Topic: Genetic Mechanisms and Gene Therapy in Liver Disease

The liver plays a central role in metabolism, detoxification, immune regulation, and nutrient homeostasis. Consequently, genetic alterations affecting hepatic function can lead to a wide spectrum of diseases, ranging from rare monogenic metabolic disorders to complex, multifactorial conditions such as fatty liver disease and hepatocellular carcinoma. In recent years, advances in genomics, molecular biology, and gene-editing technologies have significantly deepened our understanding of the genetic mechanisms underlying liver disease and opened new avenues for precision therapies.

High-throughput sequencing technologies have enabled the identification of pathogenic variants responsible for inherited liver disorders such as Wilson disease, alpha-1 antitrypsin deficiency, progressive familial intrahepatic cholestasis, and urea cycle disorders. At the same time, genome-wide association studies and multi-omics approaches have uncovered genetic risk factors that contribute to common liver diseases, including metabolic dysfunction-associated steatotic liver disease (MASLD), viral hepatitis progression, and liver cancer. These discoveries are transforming our understanding of disease pathogenesis and enabling the development of targeted therapeutic strategies.

Parallel to these advances, gene therapy has emerged as one of the most promising approaches for treating liver diseases. The liver is an especially attractive target for gene-based therapies due to its accessibility through systemic delivery, high regenerative capacity, and central metabolic role. Recent breakthroughs in adeno-associated viral (AAV) vectors, lipid nanoparticle-mediated nucleic acid delivery, and genome-editing technologies such as CRISPR/Cas systems have accelerated the translation of gene-based interventions from experimental models to clinical trials. These strategies include gene replacement, gene silencing, genome editing, and RNA-based therapeutics, many of which have demonstrated encouraging results in preclinical studies and early-phase clinical trials.
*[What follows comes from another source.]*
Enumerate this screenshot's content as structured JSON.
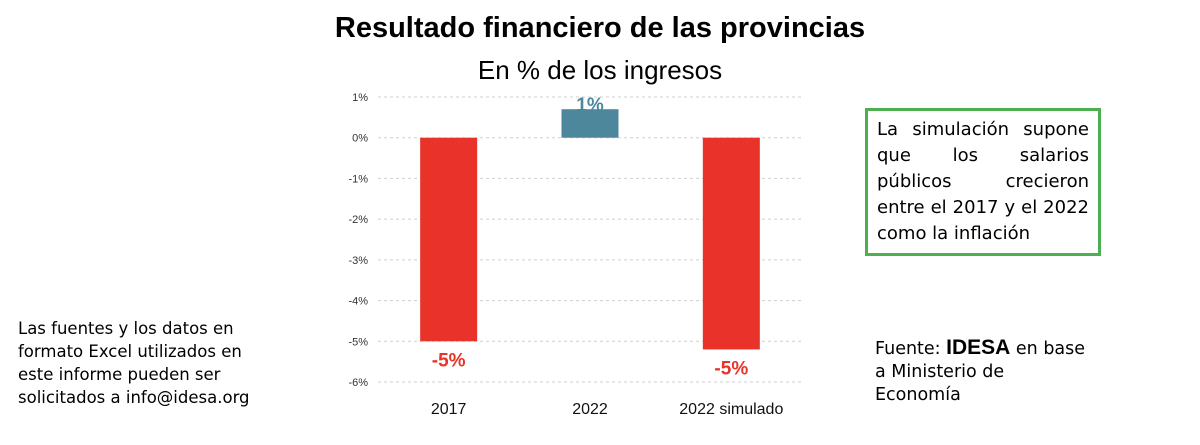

Despite this progress, several challenges remain. These include achieving efficient and durable gene delivery, avoiding immune responses, ensuring genomic safety, and addressing ethical and regulatory considerations. Furthermore, translating genetic discoveries into clinically effective therapies requires interdisciplinary collaboration among geneticists, hepatologists, molecular biologists, and clinical researchers.

This Special Issue, “Genetic Mechanisms and Gene Therapy in Liver Disease,” aims to provide a comprehensive overview of recent advances in the field. We welcome original research articles, reviews, perspectives, and methodological studies that explore the genetic basis of liver disease and the development of innovative gene-based therapeutic approaches. By bringing together insights from basic science and translational research, this collection seeks to highlight emerging discoveries, identify remaining challenges, and accelerate the development of effective genetic therapies for liver disorders.

Suggested Topics for the Special Issue

● Genetic architecture of inherited liver diseases;

● Molecular mechanisms of monogenic liver disorders;

● Genomics and multi-omics approaches in liver disease;

● Genetic modifiers and susceptibility loci in MASLD/NAFLD;

● Epigenetic regulation in liver disease development and progression;

● Gene-environmental interactions in liver pathogenesis;

● Advances in viral vectors for liver-directed gene therapy (e.g., AAV, lentiviral vectors);

● Non-viral delivery systems for hepatic gene therapy (e.g., lipid nanoparticles);

● CRISPR/Cas and next-generation genome-editing technologies in liver diseases;

● Base editing and prime editing applications in hepatology;

● RNA-based therapeutics (siRNA, antisense oligonucleotides, mRNA therapies);

● Gene therapy for inherited metabolic liver diseases (e.g., Wilson disease, PFIC, OTC deficiency);

● Gene-based strategies for alpha-1 antitrypsin deficiency;

● Genetic and gene therapy approaches for cholestatic liver diseases;

● Gene therapy in viral hepatitis and liver fibrosis;

● Genetic drivers and gene-targeted therapies for hepatocellular carcinoma;

● Preclinical models for gene therapy in liver disease;

● Safety, immunogenicity, and long-term efficacy of liver-directed gene therapies;

● Biomarkers and patient stratification for genetic therapies;

● Ethical, regulatory, and clinical translation challenges in gene therapy for liver diseases;

● Precision medicine and personalized genetic treatment strategies in hepatology.